- Country: Australia
- Location: Wickham, Northern Territory
- Coordinates: 12°34′38″S 130°57′00″E﻿ / ﻿12.57722222°S 130.95000000°E
- Status: Operational
- Commission date: 2008
- Owner: Territory Generation
- Operator: Territory Generation

Thermal power station
- Primary fuel: Natural gas

Power generation
- Nameplate capacity: 129 MW

External links
- Website: territorygeneration.com.au/about-us/our-power-stations/

= Weddell Power Station =

Weddell Power Station is a 129 MW natural gas-fired power station in the Northern Territory, located at Wickham.
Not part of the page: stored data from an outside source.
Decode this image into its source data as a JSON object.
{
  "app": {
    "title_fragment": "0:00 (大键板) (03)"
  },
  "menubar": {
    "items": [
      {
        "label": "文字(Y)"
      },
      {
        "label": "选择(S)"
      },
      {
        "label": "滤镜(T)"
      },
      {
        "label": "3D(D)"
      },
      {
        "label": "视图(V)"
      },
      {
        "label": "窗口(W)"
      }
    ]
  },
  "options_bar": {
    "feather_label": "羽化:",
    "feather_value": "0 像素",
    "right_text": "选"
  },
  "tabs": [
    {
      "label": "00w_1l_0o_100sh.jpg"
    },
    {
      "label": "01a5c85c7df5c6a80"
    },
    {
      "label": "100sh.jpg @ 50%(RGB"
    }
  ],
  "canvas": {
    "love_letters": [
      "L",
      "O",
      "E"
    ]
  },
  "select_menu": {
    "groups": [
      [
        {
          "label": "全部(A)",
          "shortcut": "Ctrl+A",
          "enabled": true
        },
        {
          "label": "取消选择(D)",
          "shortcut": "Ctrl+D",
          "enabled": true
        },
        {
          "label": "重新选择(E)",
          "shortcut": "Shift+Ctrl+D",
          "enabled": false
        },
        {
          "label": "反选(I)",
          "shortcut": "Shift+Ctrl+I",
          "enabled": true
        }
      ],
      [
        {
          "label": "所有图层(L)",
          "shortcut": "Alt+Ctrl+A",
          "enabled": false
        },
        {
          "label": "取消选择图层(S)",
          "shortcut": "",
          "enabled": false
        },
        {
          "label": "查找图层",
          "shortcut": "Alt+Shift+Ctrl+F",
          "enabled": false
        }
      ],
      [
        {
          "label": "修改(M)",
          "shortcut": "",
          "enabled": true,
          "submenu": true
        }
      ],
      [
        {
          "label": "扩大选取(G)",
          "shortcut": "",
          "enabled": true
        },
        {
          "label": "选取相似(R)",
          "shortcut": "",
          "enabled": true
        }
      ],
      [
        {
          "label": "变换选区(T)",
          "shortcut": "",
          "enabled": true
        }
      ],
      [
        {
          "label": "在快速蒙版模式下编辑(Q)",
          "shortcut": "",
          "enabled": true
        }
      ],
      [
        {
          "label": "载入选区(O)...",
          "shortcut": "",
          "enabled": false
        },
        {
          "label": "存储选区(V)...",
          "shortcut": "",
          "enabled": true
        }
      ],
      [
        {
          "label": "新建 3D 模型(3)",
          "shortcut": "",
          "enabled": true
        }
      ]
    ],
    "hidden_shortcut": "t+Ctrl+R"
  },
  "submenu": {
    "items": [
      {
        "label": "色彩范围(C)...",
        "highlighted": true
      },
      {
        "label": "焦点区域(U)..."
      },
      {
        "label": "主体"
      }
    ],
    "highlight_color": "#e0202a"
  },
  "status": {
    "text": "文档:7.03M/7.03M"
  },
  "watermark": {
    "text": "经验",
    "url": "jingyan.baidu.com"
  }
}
Owned and operated by Territory Generation, it is the second largest power station in the Northern Territory and supplies the Darwin-Katherine Interconnected System.

== History ==
Construction began in 2007 and the station was commissioned by PowerWater in 2008, initially with two General Electric LM6000PD gas turbines, brought online in 2008 and 2009 respectively, providing an installed capacity of 86 MW. At the time of commissioning, these generators were the largest single units in the Darwin-Katherine power network, with each delivering approximately 10% of the total capacity. The facility is connected to the privately operated 11.6 km Wickham Point Pipeline, completed in July 2009. This allows the generators to be fed by both offshore projects via the Darwin Liquefied Natural Gas Plant, or through the existing pipeline linking Darwin with the Amadeus Basin gas fields.
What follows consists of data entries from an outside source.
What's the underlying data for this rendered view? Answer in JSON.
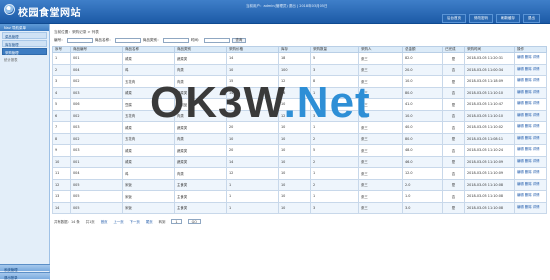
{
  "header": {
    "site_title": "校园食堂网站",
    "user_info": "当前用户：admin(管理员)  退出 | 2018年03月05日",
    "nav": [
      "后台首页",
      "修改密码",
      "刷新缓存",
      "退出"
    ]
  },
  "sidebar": {
    "heading": "Nav 导航菜单",
    "items": [
      "菜品管理",
      "库存管理",
      "采购管理",
      "统计报表"
    ],
    "bottom": [
      "系统管理",
      "退出登录"
    ]
  },
  "breadcrumb": "当前位置：采购记录 > 列表",
  "search": {
    "label_id": "编号：",
    "label_name": "商品名称：",
    "label_cat": "商品类别：",
    "label_time": "时间：",
    "button": "查询"
  },
  "table": {
    "headers": [
      "序号",
      "商品编号",
      "商品名称",
      "商品类别",
      "采购价格",
      "库存",
      "采购数量",
      "采购人",
      "总金额",
      "已完成",
      "采购时间",
      "操作"
    ],
    "rows": [
      [
        "1",
        "001",
        "咸菜",
        "蔬菜类",
        "14",
        "18",
        "5",
        "张三",
        "82.0",
        "是",
        "2018-03-05 11:20:31",
        "编辑 删除 详情"
      ],
      [
        "2",
        "004",
        "鸡",
        "肉类",
        "10",
        "100",
        "3",
        "张三",
        "20.0",
        "否",
        "2018-03-05 11:00:34",
        "编辑 删除 详情"
      ],
      [
        "3",
        "002",
        "五花肉",
        "肉类",
        "15",
        "12",
        "8",
        "张三",
        "10.0",
        "是",
        "2018-03-05 11:18:09",
        "编辑 删除 详情"
      ],
      [
        "4",
        "003",
        "咸菜",
        "蔬菜类",
        "14",
        "76",
        "1",
        "张三",
        "80.0",
        "否",
        "2018-03-05 11:10:10",
        "编辑 删除 详情"
      ],
      [
        "5",
        "006",
        "豆腐",
        "豆制品",
        "13",
        "10",
        "1",
        "张三",
        "41.0",
        "是",
        "2018-03-05 11:10:47",
        "编辑 删除 详情"
      ],
      [
        "6",
        "002",
        "五花肉",
        "肉类",
        "12",
        "12",
        "3",
        "张三",
        "10.0",
        "否",
        "2018-03-05 11:10:10",
        "编辑 删除 详情"
      ],
      [
        "7",
        "003",
        "咸菜",
        "蔬菜类",
        "20",
        "10",
        "1",
        "张三",
        "40.0",
        "否",
        "2018-03-05 11:10:02",
        "编辑 删除 详情"
      ],
      [
        "8",
        "002",
        "五花肉",
        "肉类",
        "10",
        "10",
        "2",
        "张三",
        "80.0",
        "是",
        "2018-03-05 11:08:11",
        "编辑 删除 详情"
      ],
      [
        "9",
        "003",
        "咸菜",
        "蔬菜类",
        "20",
        "10",
        "5",
        "张三",
        "48.0",
        "否",
        "2018-03-05 11:10:24",
        "编辑 删除 详情"
      ],
      [
        "10",
        "001",
        "咸菜",
        "蔬菜类",
        "14",
        "10",
        "2",
        "张三",
        "46.0",
        "是",
        "2018-03-05 11:10:09",
        "编辑 删除 详情"
      ],
      [
        "11",
        "004",
        "鸡",
        "肉类",
        "12",
        "10",
        "1",
        "张三",
        "12.0",
        "否",
        "2018-03-05 11:10:09",
        "编辑 删除 详情"
      ],
      [
        "12",
        "005",
        "米饭",
        "主食类",
        "1",
        "10",
        "2",
        "张三",
        "2.0",
        "是",
        "2018-03-05 11:10:08",
        "编辑 删除 详情"
      ],
      [
        "13",
        "005",
        "米饭",
        "主食类",
        "1",
        "10",
        "1",
        "张三",
        "1.0",
        "否",
        "2018-03-05 11:10:08",
        "编辑 删除 详情"
      ],
      [
        "14",
        "005",
        "米饭",
        "主食类",
        "1",
        "10",
        "3",
        "张三",
        "3.0",
        "是",
        "2018-03-05 11:10:08",
        "编辑 删除 详情"
      ]
    ]
  },
  "pager": {
    "summary": "共有数据：14 条",
    "pages": "共1页",
    "first": "首页",
    "prev": "上一页",
    "next": "下一页",
    "last": "尾页",
    "go": "转到",
    "current": "1",
    "go_btn": "GO"
  },
  "watermark": {
    "left": "OK3W",
    "right": ".Net"
  },
  "colors": {
    "header": "#1c5aa6",
    "accent": "#3d7cc2",
    "link": "#1a56a8"
  }
}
A third General Electric unit was planned to be commissioned in 2011, however it was not until 2014 that it was installed and became operational, boosting the power station's capacity to 129 MW. The total cost of construction of all three units was $126.6 million. As part of this upgrade, the power station's control systems were upgraded and integrated with the systems at Channel Island Power Station, allowing the facility to be operated remotely.